Surg$Σ$: A Spectrum of Large-Scale Multimodal Data and Foundation Models for Surgical Intelligence
AI 摘要
Surg$Σ$框架提供大规模多模态手术数据和模型,旨在提升手术智能的泛化性和可解释性。
主要贡献
- 构建了大规模多模态手术数据集Surg$Σ$-DB
- 设计了统一的数据模式和分层推理标注
- 提出了基于Surg$Σ$-DB的手术领域基础模型
方法论
整合异构手术数据源,构建统一模式的数据集,并在此基础上训练多模态大型语言模型。
原文摘要
Surgical intelligence has the potential to improve the safety and consistency of surgical care, yet most existing surgical AI frameworks remain task-specific and struggle to generalize across procedures and institutions. Although multimodal foundation models, particularly multimodal large language models, have demonstrated strong cross-task capabilities across various medical domains, their advancement in surgery remains constrained by the lack of large-scale, systematically curated multimodal data.
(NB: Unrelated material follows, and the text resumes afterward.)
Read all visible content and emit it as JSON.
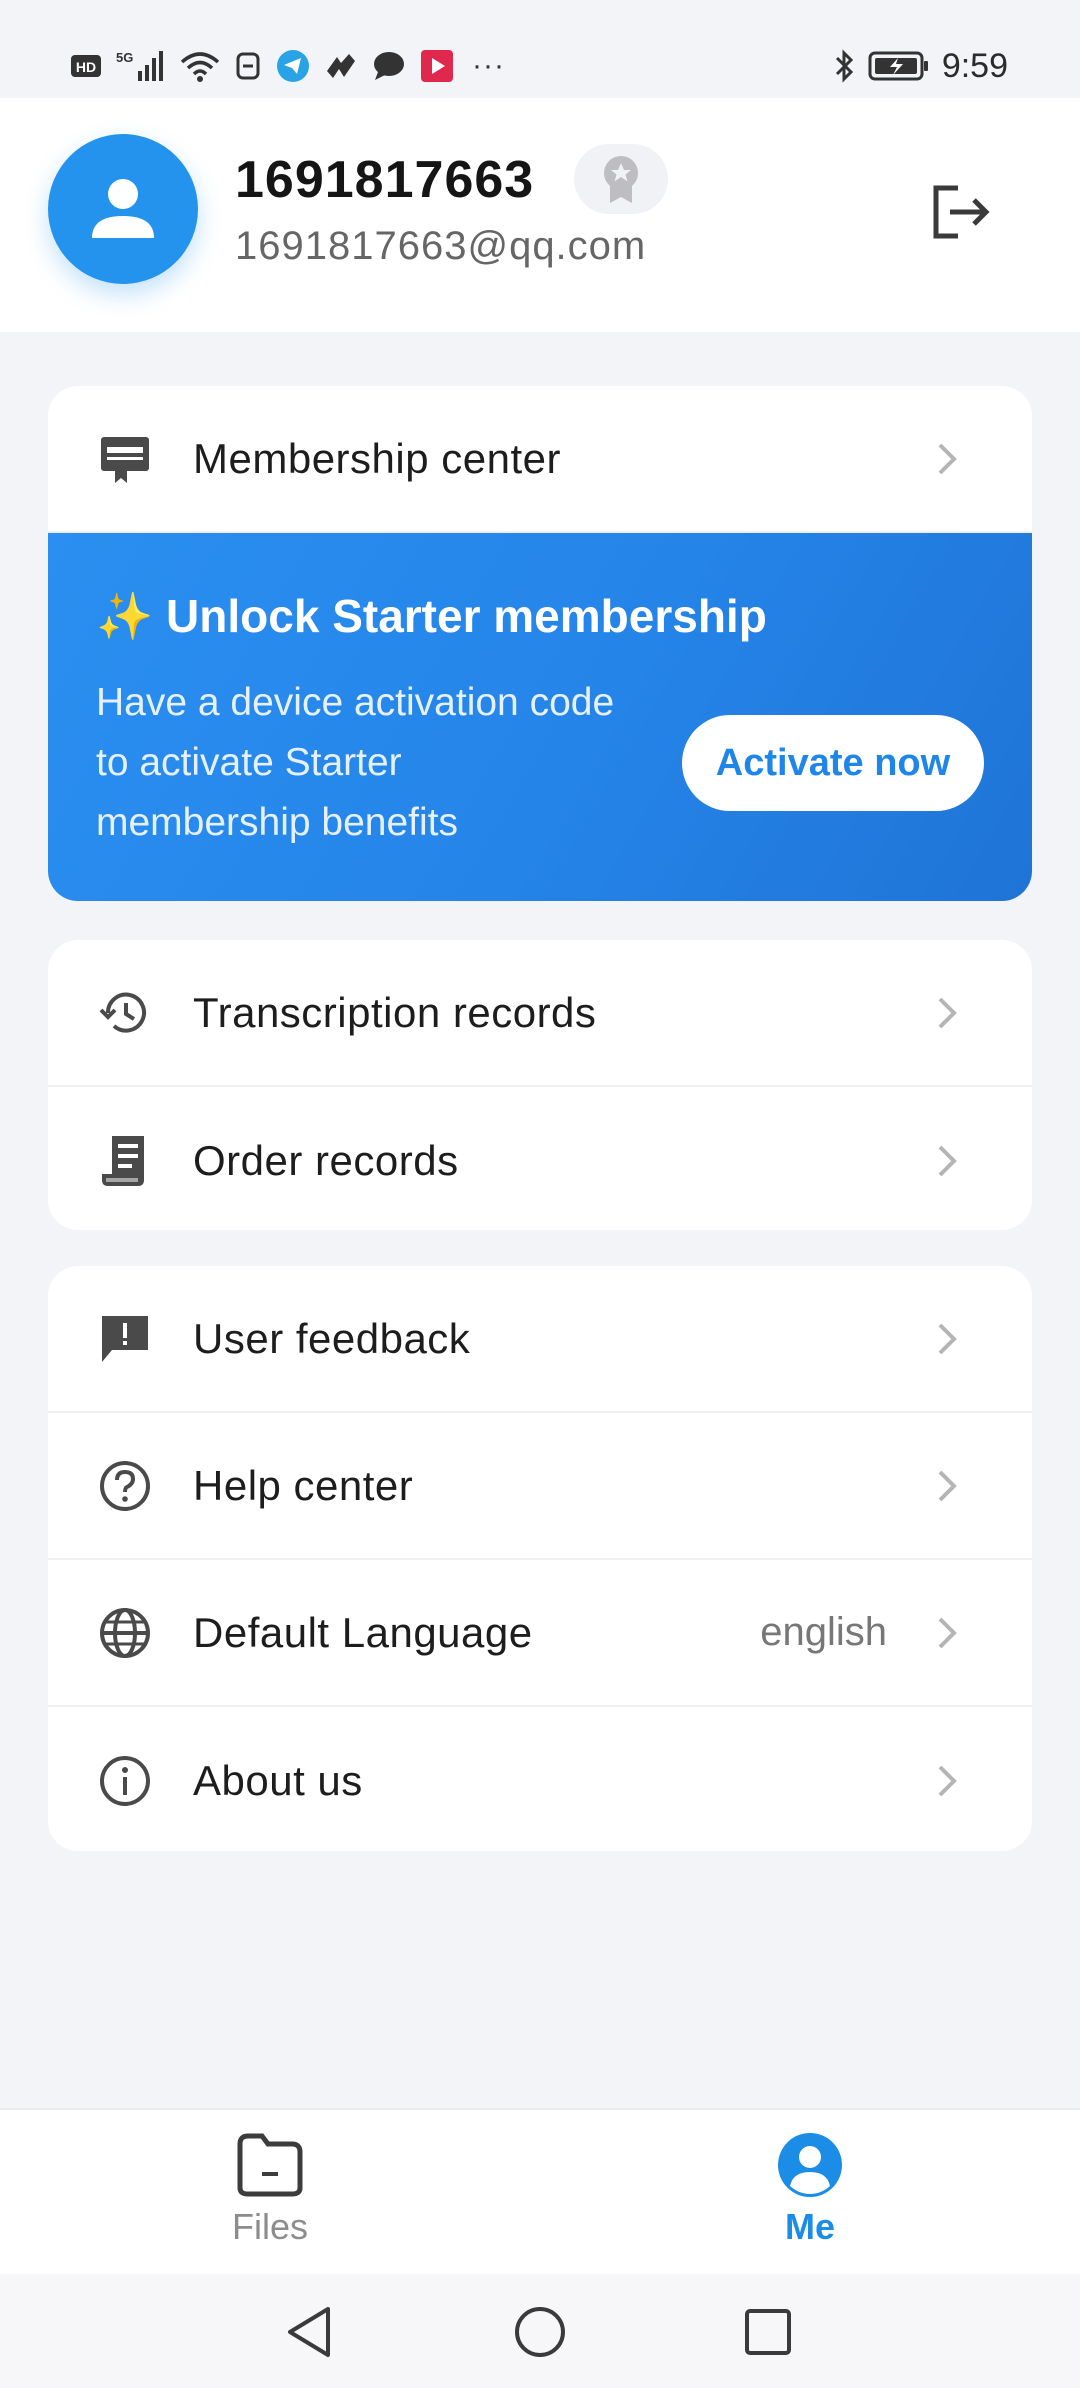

To address this challenge, we introduce Surg$Σ$, a spectrum of large-scale multimodal data and foundation models for surgical intelligence. At the core of this framework lies Surg$Σ$-DB, a large-scale multimodal data foundation designed to support diverse surgical tasks. Surg$Σ$-DB consolidates heterogeneous surgical data sources (including open-source datasets, curated in-house clinical collections and web-source data) into a unified schema, aiming to improve label consistency and data standardization across heterogeneous datasets. Surg$Σ$-DB spans 6 clinical specialties and diverse surgical types, providing rich image- and video-level annotations across 18 practical surgical tasks covering understanding, reasoning, planning, and generation, at an unprecedented scale (over 5.98M conversations). Beyond conventional multimodal conversations, Surg$Σ$-DB incorporates hierarchical reasoning annotations, providing richer semantic cues to support deeper contextual understanding in complex surgical scenarios. We further provide empirical evidence through recently developed surgical foundation models built upon Surg$Σ$-DB, illustrating the practical benefits of large-scale multimodal annotations, unified semantic design, and structured reasoning annotations for improving cross-task generalization and interpretability.